Commentary Box - Gewiss Stadium
"Good afternoon and welcome to the Gewiss Stadium here in Bergamo, where Atalanta look to continue their strong start to the season as they host newly promoted Cremonese. I'm Marco Cattaneo alongside Luca Marchegiani, and Luca, Atalanta sit fifth in the table with seven points from three matches—one win, one draw, one loss—but they've been impressive going forward."
"Absolutely, Marco. Ten goals scored already, and a lot of that creativity comes through that number eight you see in the center circle—Demien Walter. Eighteen years old, two goals and five assists in his opening three Serie A appearances, and frankly he's been one of the stories of the early season."

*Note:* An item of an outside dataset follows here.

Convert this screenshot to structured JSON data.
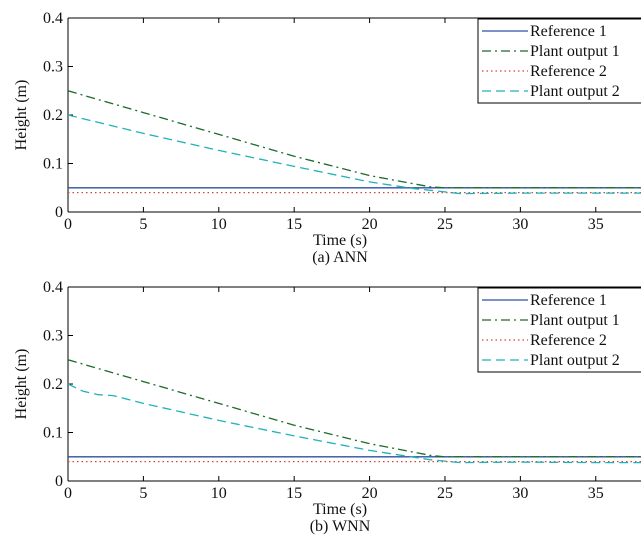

"He has indeed. And it's been an interesting week for Walter off the pitch as well—officially committing to represent England at international level despite being eligible for Italy. That decision hasn't been popular with everyone, but you can't argue with his performances on the field."
"No, you can't. The talent is undeniable. What he's doing at eighteen years old—the composure, the vision, the way he controls matches from midfield—it's rare. He's being mentioned alongside Bellingham, alongside Pedri, alongside the best young midfielders in Europe right now. That's the level we're talking about."
"Cremonese will have their work cut out for them today. They're bottom of the table, no points from three matches, and they're coming to face an Atalanta side that's averaged over three goals per game. Gasperini's system is clicking, Walter is pulling the strings, and this could be a long afternoon for the visitors."
"Let's see how it unfolds. Atalanta in their traditional black and blue, Cremonese in grey. The referee is about to get us started here at the Gewiss."
Demien took his position in the center circle, the ball at his feet, and across from him Cremonese's midfielders waited in their defensive shape.
The referee raised his whistle to his lips.
3:00 PM. Kickoff.
The whistle blew sharp and clean, and Demien touched the ball forward to Højlund as the match began.